THE brain’s one hundred billion cells make trillions of connections and fire off electrical currents travelling up to 300 miles an hour, even as it is getting the body to do the seemingly simplest of tasks.

So how on earth do you soothe this incomparable feat of natural engineering – treat the catalogue of problems that can go wrong with it – the natural way?

Well, mother and daughter team Elaine and Nicolette Perry, the former an emeritus professor in the field of neuroscience and the latter experienced in the art of pharmacognosy, the science of obtaining medicinal drugs from plants, can provide at least some of the answers.

They are also founder and director respectively of the renowned Dilston Physic Garden, on the outskirts of Corbridge.

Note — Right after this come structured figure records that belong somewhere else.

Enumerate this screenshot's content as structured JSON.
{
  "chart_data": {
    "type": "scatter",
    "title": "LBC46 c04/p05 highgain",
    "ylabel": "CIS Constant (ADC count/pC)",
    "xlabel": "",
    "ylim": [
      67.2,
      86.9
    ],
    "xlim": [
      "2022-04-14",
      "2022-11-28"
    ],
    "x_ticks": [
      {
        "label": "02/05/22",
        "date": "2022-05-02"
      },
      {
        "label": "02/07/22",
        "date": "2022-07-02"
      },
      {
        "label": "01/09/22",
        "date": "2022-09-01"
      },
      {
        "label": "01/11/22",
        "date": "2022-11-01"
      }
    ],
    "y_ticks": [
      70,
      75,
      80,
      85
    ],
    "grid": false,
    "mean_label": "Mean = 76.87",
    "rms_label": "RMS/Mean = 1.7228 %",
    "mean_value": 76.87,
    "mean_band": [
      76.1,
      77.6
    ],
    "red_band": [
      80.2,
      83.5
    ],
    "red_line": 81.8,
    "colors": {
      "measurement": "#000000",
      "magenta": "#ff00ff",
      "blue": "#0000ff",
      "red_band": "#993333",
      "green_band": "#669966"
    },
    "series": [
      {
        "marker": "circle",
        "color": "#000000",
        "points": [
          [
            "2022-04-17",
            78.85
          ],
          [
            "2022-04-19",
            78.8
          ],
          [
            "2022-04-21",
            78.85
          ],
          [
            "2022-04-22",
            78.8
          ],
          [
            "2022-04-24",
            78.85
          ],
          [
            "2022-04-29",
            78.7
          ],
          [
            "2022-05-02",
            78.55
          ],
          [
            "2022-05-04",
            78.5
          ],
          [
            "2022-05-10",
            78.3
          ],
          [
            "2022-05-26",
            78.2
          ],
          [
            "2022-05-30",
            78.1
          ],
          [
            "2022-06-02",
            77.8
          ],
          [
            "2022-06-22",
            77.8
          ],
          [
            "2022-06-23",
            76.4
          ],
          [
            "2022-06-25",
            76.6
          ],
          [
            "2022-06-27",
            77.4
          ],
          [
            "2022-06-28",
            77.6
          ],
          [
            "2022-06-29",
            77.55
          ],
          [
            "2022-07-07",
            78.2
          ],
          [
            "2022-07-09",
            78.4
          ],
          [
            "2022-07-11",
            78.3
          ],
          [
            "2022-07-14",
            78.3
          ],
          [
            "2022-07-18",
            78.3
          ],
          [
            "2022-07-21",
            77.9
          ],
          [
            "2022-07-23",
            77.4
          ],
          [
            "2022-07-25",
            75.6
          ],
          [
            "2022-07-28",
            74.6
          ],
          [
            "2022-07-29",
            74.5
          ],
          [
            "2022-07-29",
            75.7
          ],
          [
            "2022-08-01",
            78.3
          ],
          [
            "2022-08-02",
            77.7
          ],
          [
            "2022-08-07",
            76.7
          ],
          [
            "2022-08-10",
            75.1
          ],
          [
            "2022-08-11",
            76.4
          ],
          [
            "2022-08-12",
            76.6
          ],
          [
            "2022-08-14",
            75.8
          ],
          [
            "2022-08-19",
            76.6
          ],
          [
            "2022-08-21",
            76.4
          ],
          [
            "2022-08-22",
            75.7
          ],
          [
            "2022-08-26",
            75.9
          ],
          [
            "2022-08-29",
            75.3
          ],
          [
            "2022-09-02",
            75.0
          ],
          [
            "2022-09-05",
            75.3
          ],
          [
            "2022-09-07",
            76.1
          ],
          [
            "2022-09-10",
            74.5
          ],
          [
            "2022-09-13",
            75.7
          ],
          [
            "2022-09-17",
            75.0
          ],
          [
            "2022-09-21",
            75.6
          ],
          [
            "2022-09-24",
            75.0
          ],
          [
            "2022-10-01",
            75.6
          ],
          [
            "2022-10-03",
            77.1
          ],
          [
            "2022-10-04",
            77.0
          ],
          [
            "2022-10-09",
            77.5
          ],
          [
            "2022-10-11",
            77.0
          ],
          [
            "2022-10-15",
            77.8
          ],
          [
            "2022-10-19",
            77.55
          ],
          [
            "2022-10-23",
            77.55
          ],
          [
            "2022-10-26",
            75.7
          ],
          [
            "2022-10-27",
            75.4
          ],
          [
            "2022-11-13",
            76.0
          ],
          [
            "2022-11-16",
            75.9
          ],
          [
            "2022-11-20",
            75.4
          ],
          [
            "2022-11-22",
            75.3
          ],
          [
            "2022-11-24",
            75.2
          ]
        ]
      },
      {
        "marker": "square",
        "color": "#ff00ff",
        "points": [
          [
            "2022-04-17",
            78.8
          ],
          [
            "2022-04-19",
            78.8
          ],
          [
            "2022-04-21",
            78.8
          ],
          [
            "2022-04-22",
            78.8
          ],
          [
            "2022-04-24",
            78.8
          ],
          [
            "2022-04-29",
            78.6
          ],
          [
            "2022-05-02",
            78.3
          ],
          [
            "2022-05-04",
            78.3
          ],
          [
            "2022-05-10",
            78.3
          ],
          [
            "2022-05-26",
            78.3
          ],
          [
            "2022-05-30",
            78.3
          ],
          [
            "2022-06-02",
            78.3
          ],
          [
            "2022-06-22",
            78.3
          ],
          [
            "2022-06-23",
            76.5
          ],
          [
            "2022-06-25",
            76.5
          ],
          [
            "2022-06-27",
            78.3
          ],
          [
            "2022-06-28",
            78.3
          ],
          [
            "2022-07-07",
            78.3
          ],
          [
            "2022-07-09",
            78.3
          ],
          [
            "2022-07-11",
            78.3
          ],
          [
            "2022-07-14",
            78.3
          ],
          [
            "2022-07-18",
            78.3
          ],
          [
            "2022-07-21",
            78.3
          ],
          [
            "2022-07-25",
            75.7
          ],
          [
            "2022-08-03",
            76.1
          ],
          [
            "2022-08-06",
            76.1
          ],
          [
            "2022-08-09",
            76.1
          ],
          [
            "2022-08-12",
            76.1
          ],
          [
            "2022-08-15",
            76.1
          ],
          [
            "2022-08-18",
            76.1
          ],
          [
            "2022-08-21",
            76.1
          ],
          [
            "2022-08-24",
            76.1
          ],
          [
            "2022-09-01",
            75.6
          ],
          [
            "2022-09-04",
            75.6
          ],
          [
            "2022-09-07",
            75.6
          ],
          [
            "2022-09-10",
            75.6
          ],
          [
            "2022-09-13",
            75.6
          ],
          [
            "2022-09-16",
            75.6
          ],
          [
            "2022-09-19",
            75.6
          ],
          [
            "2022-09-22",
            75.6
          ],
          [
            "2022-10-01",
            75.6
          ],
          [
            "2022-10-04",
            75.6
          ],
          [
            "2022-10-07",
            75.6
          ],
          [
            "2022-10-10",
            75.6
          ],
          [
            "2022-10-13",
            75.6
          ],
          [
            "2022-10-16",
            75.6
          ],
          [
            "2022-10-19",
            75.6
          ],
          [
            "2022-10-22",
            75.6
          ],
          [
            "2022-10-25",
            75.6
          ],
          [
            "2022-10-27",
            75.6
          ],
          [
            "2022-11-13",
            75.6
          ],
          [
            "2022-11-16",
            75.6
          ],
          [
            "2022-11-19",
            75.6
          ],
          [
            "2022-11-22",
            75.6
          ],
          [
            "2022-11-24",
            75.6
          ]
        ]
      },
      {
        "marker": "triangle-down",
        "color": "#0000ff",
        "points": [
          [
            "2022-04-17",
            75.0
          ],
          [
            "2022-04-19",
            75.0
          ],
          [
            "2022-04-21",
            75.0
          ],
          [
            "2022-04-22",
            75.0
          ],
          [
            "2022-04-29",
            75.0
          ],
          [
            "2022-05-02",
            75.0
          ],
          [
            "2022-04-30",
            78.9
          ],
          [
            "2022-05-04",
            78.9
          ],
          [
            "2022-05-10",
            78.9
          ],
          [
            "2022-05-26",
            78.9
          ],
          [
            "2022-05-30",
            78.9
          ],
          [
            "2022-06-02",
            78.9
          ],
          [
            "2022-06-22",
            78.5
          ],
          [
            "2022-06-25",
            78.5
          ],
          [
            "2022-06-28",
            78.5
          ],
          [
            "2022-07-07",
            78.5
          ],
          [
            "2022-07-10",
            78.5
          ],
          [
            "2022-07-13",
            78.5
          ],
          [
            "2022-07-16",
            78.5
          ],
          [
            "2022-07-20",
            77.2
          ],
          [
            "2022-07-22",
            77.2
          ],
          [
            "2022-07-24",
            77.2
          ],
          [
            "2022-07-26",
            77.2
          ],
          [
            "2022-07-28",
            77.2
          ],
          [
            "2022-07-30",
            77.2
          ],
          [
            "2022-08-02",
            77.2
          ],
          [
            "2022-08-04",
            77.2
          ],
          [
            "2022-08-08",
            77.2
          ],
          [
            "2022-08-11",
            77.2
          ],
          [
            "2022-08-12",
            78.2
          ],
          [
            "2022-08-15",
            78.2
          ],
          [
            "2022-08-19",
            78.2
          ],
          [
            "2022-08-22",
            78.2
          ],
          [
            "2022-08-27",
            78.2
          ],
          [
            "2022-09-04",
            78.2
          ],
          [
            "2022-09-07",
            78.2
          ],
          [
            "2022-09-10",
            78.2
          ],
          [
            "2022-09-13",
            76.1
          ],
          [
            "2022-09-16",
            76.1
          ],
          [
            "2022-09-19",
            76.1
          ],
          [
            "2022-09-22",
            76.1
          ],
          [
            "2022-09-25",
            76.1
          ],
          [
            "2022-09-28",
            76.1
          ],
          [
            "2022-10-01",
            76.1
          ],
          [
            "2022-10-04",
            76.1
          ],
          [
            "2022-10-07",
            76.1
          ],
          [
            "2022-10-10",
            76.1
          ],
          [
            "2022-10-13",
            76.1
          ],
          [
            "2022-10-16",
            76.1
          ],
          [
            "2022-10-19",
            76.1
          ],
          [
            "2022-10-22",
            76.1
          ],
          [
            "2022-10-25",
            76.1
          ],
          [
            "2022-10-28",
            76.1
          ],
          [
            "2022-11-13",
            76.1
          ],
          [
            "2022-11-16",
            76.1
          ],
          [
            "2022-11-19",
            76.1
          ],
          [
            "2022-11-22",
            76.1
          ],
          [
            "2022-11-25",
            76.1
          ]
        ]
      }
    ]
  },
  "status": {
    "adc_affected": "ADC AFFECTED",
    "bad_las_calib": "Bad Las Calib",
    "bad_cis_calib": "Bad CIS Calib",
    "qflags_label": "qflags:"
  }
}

Their collaborative book Botanical Brain Balms: medicinal plants for memory, mood and mind is hot off the press and, in itself, a route to relaxation from page one.

Beautifully written and produced and published by Filbert Press, it is accessible, digestible and brimful with facts, folklore and recommendations.

A quote from Galen of Pergamon, Greek physician and philosopher during the days of the Roman Empire, sets the tone: ‘Look to the nervous system as the key to maximum health.’

Hippocrates before him said ‘Let food be thy medicine and medicine thy food’ and the Perrys expand on that theme, educating as they go.

Why take botanical brain balms? they begin. The answer: they work in a different way to conventional medicine because plant extracts are ‘multi-drugs’, meaning they contain a range of ingredients, each bearing different health benefits, unlike single drug medicines.

The duo say: ‘The World Health Organisation recognises the use of herbal medicine in developing (and increasingly developed) countries as an essential component of primary healthcare.

‘Traditional plant medicines, as long as they are produced, prescribed and used correctly, have a long legacy of safe use simply because they have been taken for hundreds, if not thousands, of years.

‘Most plant medicines have fewer side effects compared to chemical drugs, and some have none at all.’

What they do have though, and often to great effect, is the ability to boost cognition, promote sleep, banish the blues and relieve pain, they say.

Fifty-six plants are included in the book – those with the greatest weight of science behind them going first. In the chapter ‘Cognition boosters’ the duo come into their own.

In recent years, Nicolette’s interest in using sage to treat Alzheimer’s triggered a collaborative investigation with Newcastle University into the benefits of the herb to the central nervous system.

Elaine, meanwhile, has written and contributed to more than 400 papers on the brain, on subjects such as Alzheimer’s, cognition and hallucinations.

The top eight plants they say nurture our powers of cognition are sage, peppermint, rosemary, the exotic bacopa, clubmoss, nigella, walnut and blueberry.

Clubmoss is an interesting one. It took the world by storm 50 years ago, but the Chinese had been turning it into a curative cup of tea for at least 1,000 years before that. It calmed inflammation and fever and improved memory, they have long believed.

Recent clinical studies have indeed confirmed that it contains an active ingredient huperzine which, in the 1990s, was approved for the treatment of Alzheimer’s.

And when it comes to blueberries, they are one of the most important contributions made by Native Americans to world plant medicine.

Many countries now regard the little blue things as one of the top health foods, due to the fact they contain high concentrations of the phenolic acids that are antioxidants.

Eat the fresh berries, juice, freeze or dry them, or bake them into fragrant blueberry and walnut muffins using the recipe in the book – just one of the many tasty ideas for getting the good stuff down you.

Taste-bud ticklers:

In a clinical trial an active ingredient in turmeric, curcumin, was given to 60 people for six weeks. It was found to be as effective as the conventional antidepressant fluoxetine.

The benefits of European sage, used since the 16th century to improve memory, attention span and mood, have also been confirmed in a clinical study.

Rosemary, dark chocolate and bananas contain blues-busting chemicals, with lavender and St John’s wort in particular said to tackle depression and fatigue.

Pain relievers include the well-known arnica (the anti-inflammatory plant medicine and not the homeopathic variety), cannabis, feverfew and cayenne pepper.

Plants that combat mental fatigue and restore energy include liquorice, garlic, nettle and ginger. The book contains a recipe for nettle and wild garlic soup.